[Mailman-Developers] [PATCH] mimelib base64 and q-p message decoding

Thu, 13 Sep 2001 15:18:55 +0900

This patch is against mimelib CVS.

It adds a few new extremely useful functions to mimelib.Message, which
let users recursively get all parts of a message, decoded into
viewable text format -- even non-text attachments will be replaced
with a user-configurable message!

It's required for the next patch I'm about to send, which ports
pipermail/HyperArch and a few various other scripts from
pythonlib/rfc822.py to mimelib.  This is a huge help, because it was
very difficult to follow the code when two slightly different Message
classes (mimelib's and rfc822's) were being used.

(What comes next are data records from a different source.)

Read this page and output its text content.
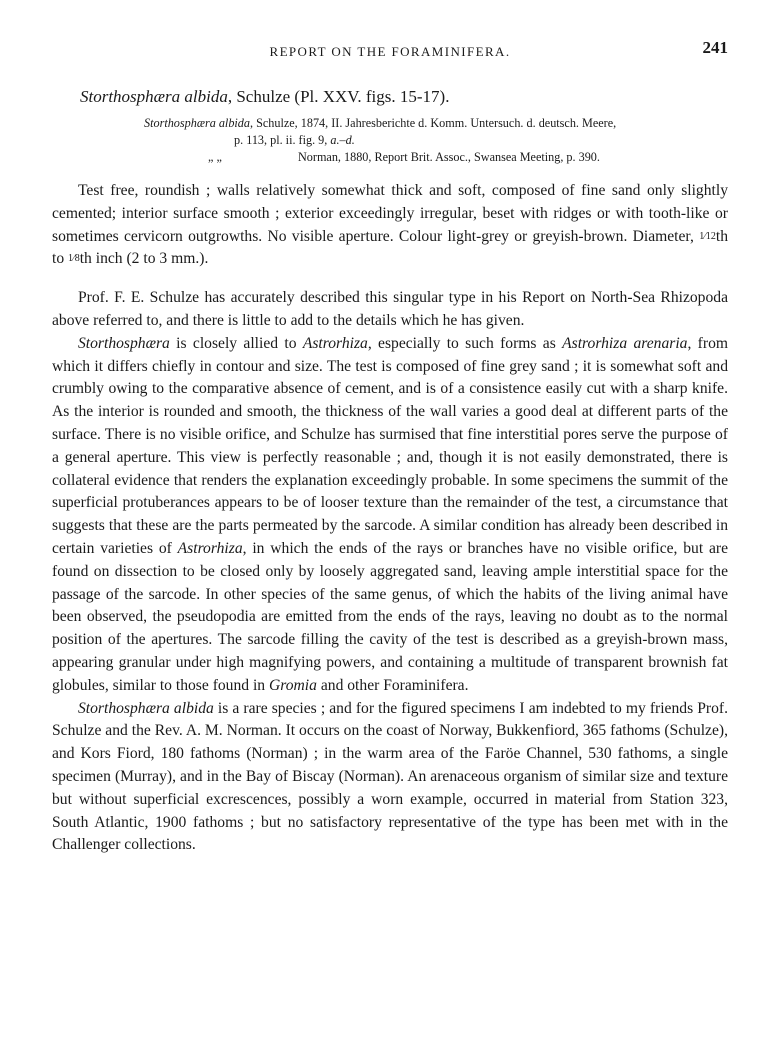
REPORT ON THE FORAMINIFERA.	241
Storthosphæra albida, Schulze (Pl. XXV. figs. 15-17).
Storthosphæra albida, Schulze, 1874, II. Jahresberichte d. Komm. Untersuch. d. deutsch. Meere,
p. 113, pl. ii. fig. 9, a.–d.
„ „	Norman, 1880, Report Brit. Assoc., Swansea Meeting, p. 390.

Test free, roundish ; walls relatively somewhat thick and soft, composed of fine sand only slightly cemented; interior surface smooth ; exterior exceedingly irregular, beset with ridges or with tooth-like or sometimes cervicorn outgrowths. No visible aperture. Colour light-grey or greyish-brown. Diameter, 1⁄12th to 1⁄8th inch (2 to 3 mm.).

Prof. F. E. Schulze has accurately described this singular type in his Report on North-Sea Rhizopoda above referred to, and there is little to add to the details which he has given.

Storthosphæra is closely allied to Astrorhiza, especially to such forms as Astrorhiza arenaria, from which it differs chiefly in contour and size. The test is composed of fine grey sand ; it is somewhat soft and crumbly owing to the comparative absence of cement, and is of a consistence easily cut with a sharp knife. As the interior is rounded and smooth, the thickness of the wall varies a good deal at different parts of the surface. There is no visible orifice, and Schulze has surmised that fine interstitial pores serve the purpose of a general aperture. This view is perfectly reasonable ; and, though it is not easily demonstrated, there is collateral evidence that renders the explanation exceedingly probable. In some specimens the summit of the superficial protuberances appears to be of looser texture than the remainder of the test, a circumstance that suggests that these are the parts permeated by the sarcode. A similar condition has already been described in certain varieties of Astrorhiza, in which the ends of the rays or branches have no visible orifice, but are found on dissection to be closed only by loosely aggregated sand, leaving ample interstitial space for the passage of the sarcode. In other species of the same genus, of which the habits of the living animal have been observed, the pseudopodia are emitted from the ends of the rays, leaving no doubt as to the normal position of the apertures. The sarcode filling the cavity of the test is described as a greyish-brown mass, appearing granular under high magnifying powers, and containing a multitude of transparent brownish fat globules, similar to those found in Gromia and other Foraminifera.

Storthosphæra albida is a rare species ; and for the figured specimens I am indebted to my friends Prof. Schulze and the Rev. A. M. Norman. It occurs on the coast of Norway, Bukkenfiord, 365 fathoms (Schulze), and Kors Fiord, 180 fathoms (Norman) ; in the warm area of the Faröe Channel, 530 fathoms, a single specimen (Murray), and in the Bay of Biscay (Norman). An arenaceous organism of similar size and texture but without superficial excrescences, possibly a worn example, occurred in material from Station 323, South Atlantic, 1900 fathoms ; but no satisfactory representative of the type has been met with in the Challenger collections.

In addition, it adds a feature to Mailman that's been requested for
some time: Base64-encoded gobbeldygook will no longer show up in the
archives!  Instead, non-viewable attachments will be displayed (by
default) as:

[Non-text (image/gif) part of message not included, filename foo.gif]

In addition, users who attach multiple text files to a message will
have them all show up in Pipermail, without the message delimiter
gobbeldygook.. Both quoted-printable and base64 are dealt with in this
patch, so Pine users who attach text files encoded in base64 will have
them show up properly in the archives.

This also lets us remove the quoted-printable code from Pipermail
completely, as all the MIME-related stuff should be dealt with in
mimelib from now on.

This patch also includes my previous mimelib patch, which adds the
getcharsets function.  Here's a list of the functions this patch adds.
It doesn't modify anything else besides including a few more modules.

getfilename(self, failobj=None):
    Returns the filename associated with the payload if present.

decode_body(self):
    Returns a string of the non-multipart message's body, decoded.

    If the message is encoded with quoted-printable or base64, will
    decode and return its payload.  Otherwise, returns the payload
    as-is.

    Returns None if the message is multipart.

get_decoded_payload(self, non_text_msg):
    Returns an array containing all decoded text parts of a MIME message.

    Will recurse through all payloads even if the message is
    multi-part.  When a text part is seen, decodes the text if it's
    Base64 or Quoted-Printable encoded, and appends the (possibly
    decoded) text part to the end of the resulting array.

    When a non-text part is seen, replaces it with non_text_msg, which
    defaults to:

    [Non-text (%(type)s) part of message not included, filename %(filename)s]\n

    and appends it to the end of the resulting array.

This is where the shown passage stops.